Given $X$ distributed uniformly in $\lbrace0,1,2,3,...,x\rbrace$ and
Given $Y$ distributed uniformly in $\lbrace0,1,2,3,...,y\rbrace$
How can I find $P(X>Y)$?
 A: 
Let these dots be the points $\{(x,y): x\in X, y\in Y\}$. What is the ratio of number of points under the line $y = x$ marked black against the total number of points? This picture is for $x\ge y$. How does the picture look when $y\ge x$?

Alternatively by law of total probability
If we assume $x\ge y$, then
$$P(X>Y) = \sum_{j = 1}^y P(X>j)P(Y = j) = \sum_{j = 1}^y\frac{x-j}{x}\cdot \frac{1}{y} =\frac{1}{xy}(xy-\frac{y(y+1)}{2}) $$
I intentionally didn't simplify the last expression, because $(xy-\frac{y(y+1)}{2})$ is the total number of black points, and we divide by total number of points $xy$. Now you can see the connection between probability method and geometric meaning.

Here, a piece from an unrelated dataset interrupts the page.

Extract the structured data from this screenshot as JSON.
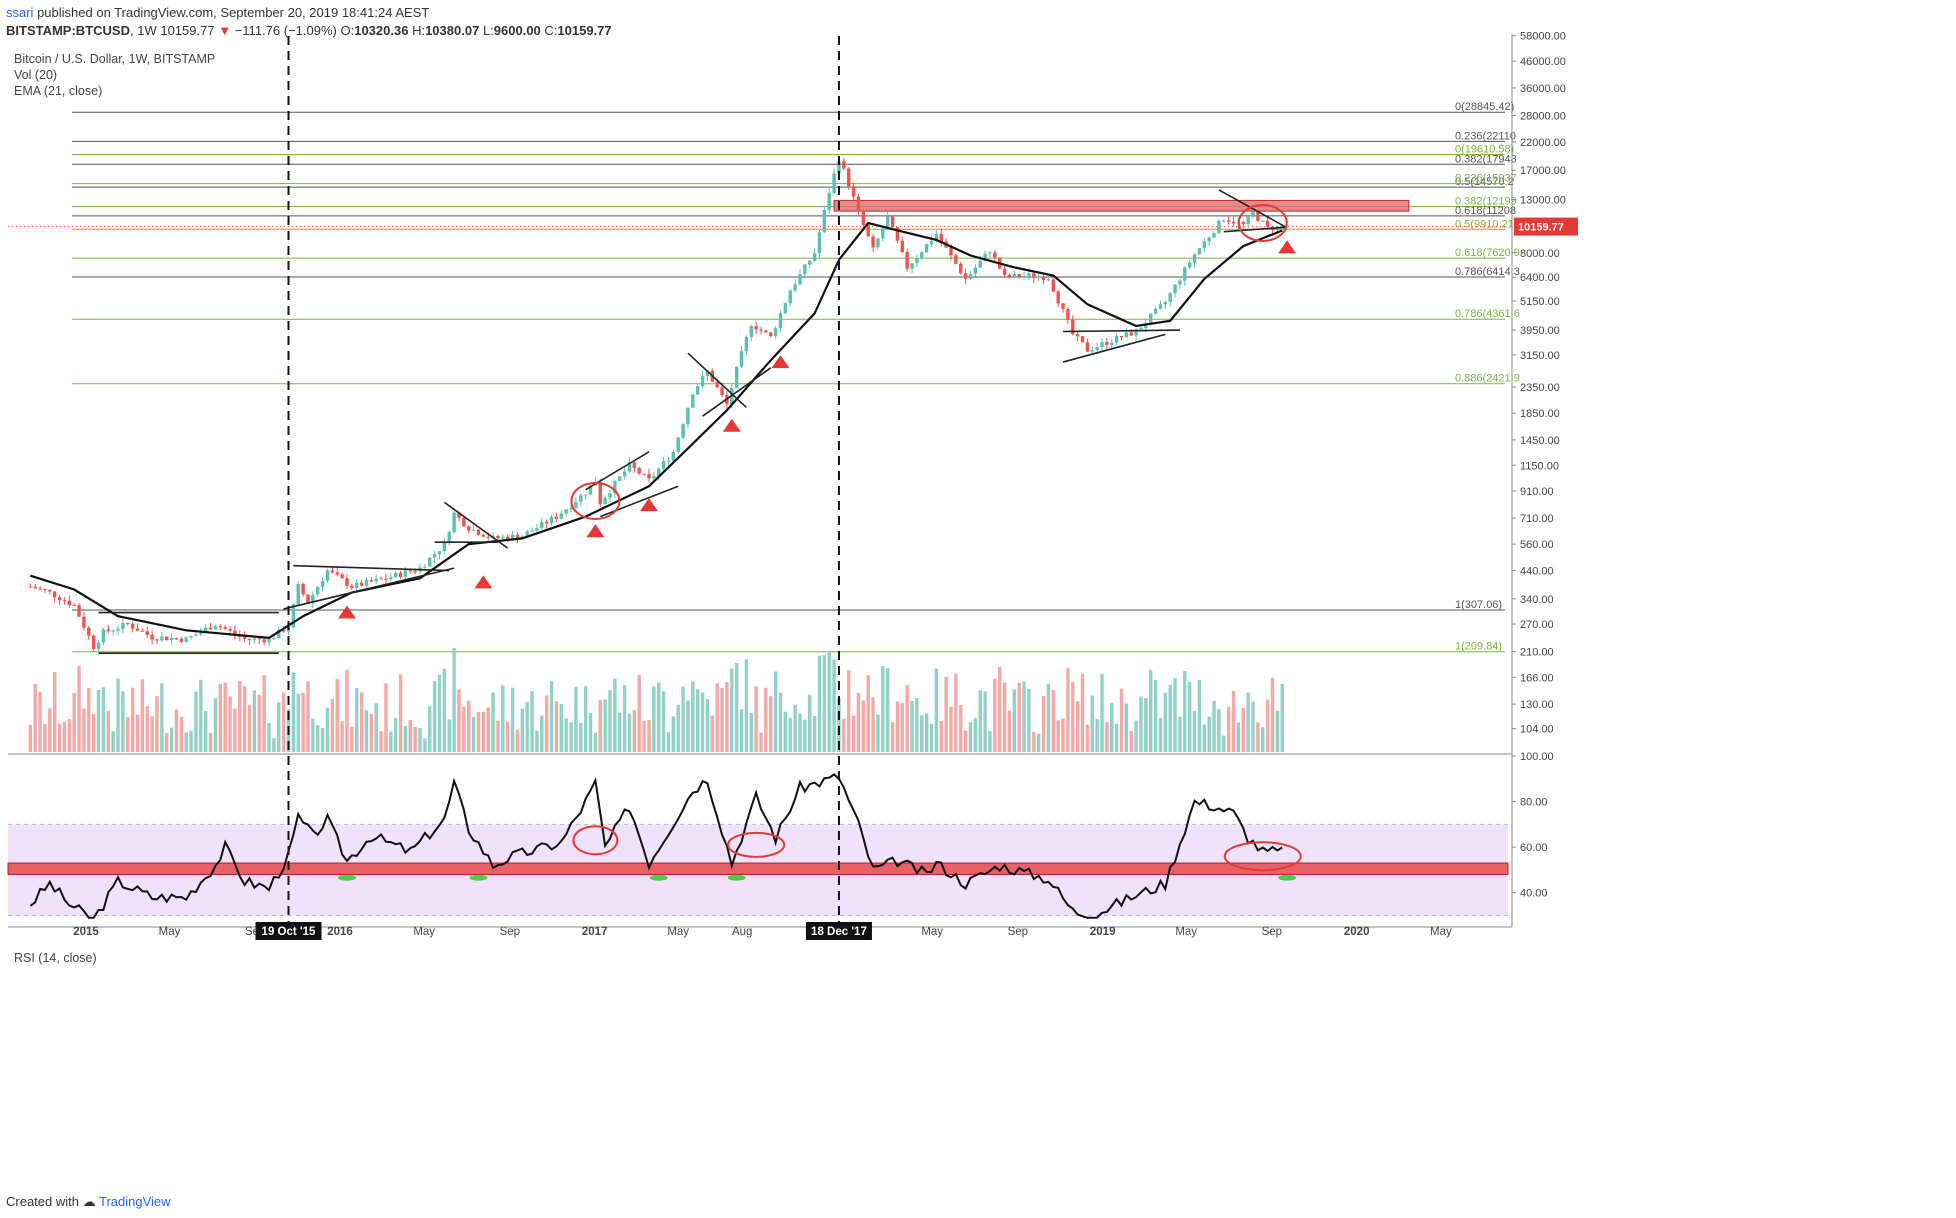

Now for the case $y\ge x$, we have 
$$P(X>Y) = \sum_{j = 1}^x P(X>j)P(Y = j)$$
I encourage you to work this out and draw a picture.

[EDIT]
As discussed in the comments, 
$$P(X>Y) = \sum_{j = 1}^{\max(x,y)} P(X>j)P(Y = j) = \sum_{j = 1}^{\min(x,y)} P(X>j)P(Y = j) $$
because when $j$ goes beyond $\min(x,y)$ then either $P(X>j) = 0$ or $P(Y = j) = 0$. Also this can be verified from picture as well.